'A Leap into the Void' by Jaume Pla Forteza
It seems unbelievable, but here we are. Just like the winter time change, they intend to take us back twenty years with no option to recover them with the change of season. Part of our society watches in astonishment the denial of the inconvenient reality that being a woman entails. Even with the fortune of not having been born on the bad side of the world, as Pau Donés Cirera sang in El lado oscuro (The Dark Side), in our country, they remain in a clearly inferior position to men. The figures point to our planet as a scenario in which the givers of life are, basically and to summarize, "cannon fodder." Therefore, one questions whether combating that situation should be counterproductive, since we are clearly getting worse. The semantic battle distorts thoughts and confuses infinitely.
Every word must be measured and it seems that the family will be the manger that harbors sexist violence. At this point, we also don't know—although we can imagine—what model of family will be the, never better said, blessed one.

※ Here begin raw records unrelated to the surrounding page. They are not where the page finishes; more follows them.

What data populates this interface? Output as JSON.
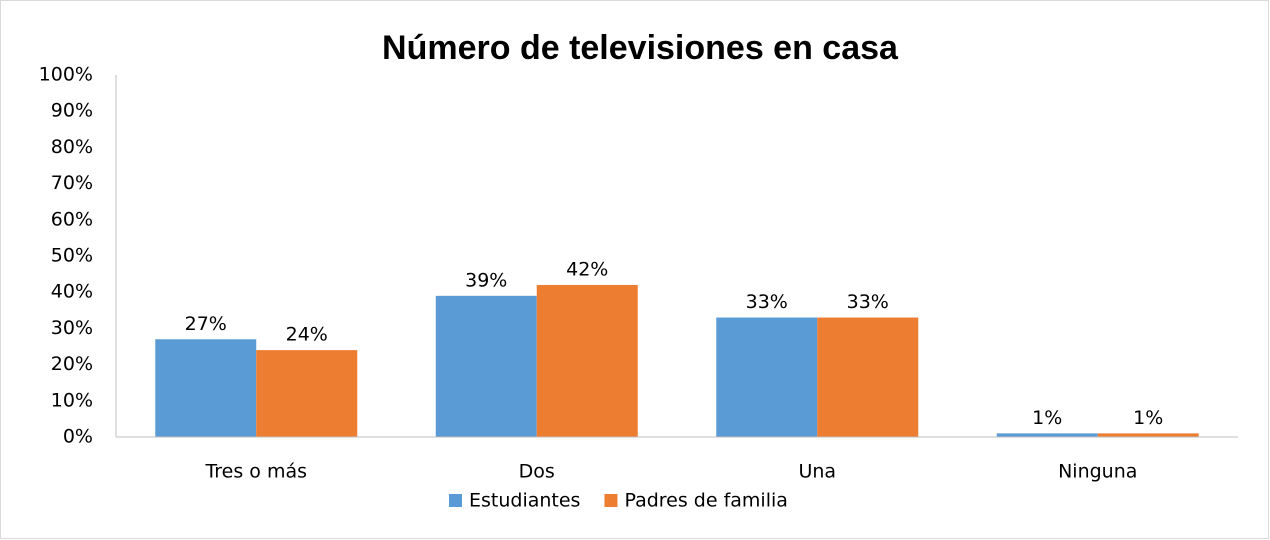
{
  "chart_data": {
    "type": "bar",
    "title": "Número de televisiones en casa",
    "categories": [
      "Tres o más",
      "Dos",
      "Una",
      "Ninguna"
    ],
    "series": [
      {
        "name": "Estudiantes",
        "color": "#5b9bd5",
        "values": [
          27,
          39,
          33,
          1
        ],
        "value_labels": [
          "27%",
          "39%",
          "33%",
          "1%"
        ]
      },
      {
        "name": "Padres de familia",
        "color": "#ed7d31",
        "values": [
          24,
          42,
          33,
          1
        ],
        "value_labels": [
          "24%",
          "42%",
          "33%",
          "1%"
        ]
      }
    ],
    "ylim": [
      0,
      100
    ],
    "yticks": [
      {
        "value": 0,
        "label": "0%"
      },
      {
        "value": 10,
        "label": "10%"
      },
      {
        "value": 20,
        "label": "20%"
      },
      {
        "value": 30,
        "label": "30%"
      },
      {
        "value": 40,
        "label": "40%"
      },
      {
        "value": 50,
        "label": "50%"
      },
      {
        "value": 60,
        "label": "60%"
      },
      {
        "value": 70,
        "label": "70%"
      },
      {
        "value": 80,
        "label": "80%"
      },
      {
        "value": 90,
        "label": "90%"
      },
      {
        "value": 100,
        "label": "100%"
      }
    ],
    "grid": false,
    "legend": "bottom"
  }
}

Contemporary to the opaque gender mask, the official structure for treating equality in general, and that of women in particular, is being systematically and gradually dismantled. In this new omissive dialectic, the specific concept of sexual violence is increasingly distant, along with the sexist one, which can certainly be suffered and endured within the family, but also outside that fashionable sphere.
The truth is that the official figures of female victims, for the sole fact of being women, are terrible. Of the nearly thirty women murdered in Spain by their partners so far this year, Ilham's life was taken in the presence of her twelve-year-old son, on the second Sunday of July. Subsequently, her partner—the aggressor—committed suicide. Now three new underage orphans will remain. The event, which occurred in the Valencian town of Antella, was the subject of divided institutional condemnation the next day. In the Valencian Courts, we could observe the majority of political groups behind a banner that literally read: "LES CORTS CONTRA LA VIOLÈNCIA MASCLISTA" (THE COURTS AGAINST SEXIST VIOLENCE).
The president of the institution, present at the act of condemnation, showed her disagreement by separating herself from the majority message. While I cannot understand her sexist denial, I wonder how many liters of women's blood will need to be shed for them to change their mind. I also don't understand the level of profitability of that position or how one is capable of reaching that vision. That staged division generates a sterile and unfocused debate that, in the long run, only harms women.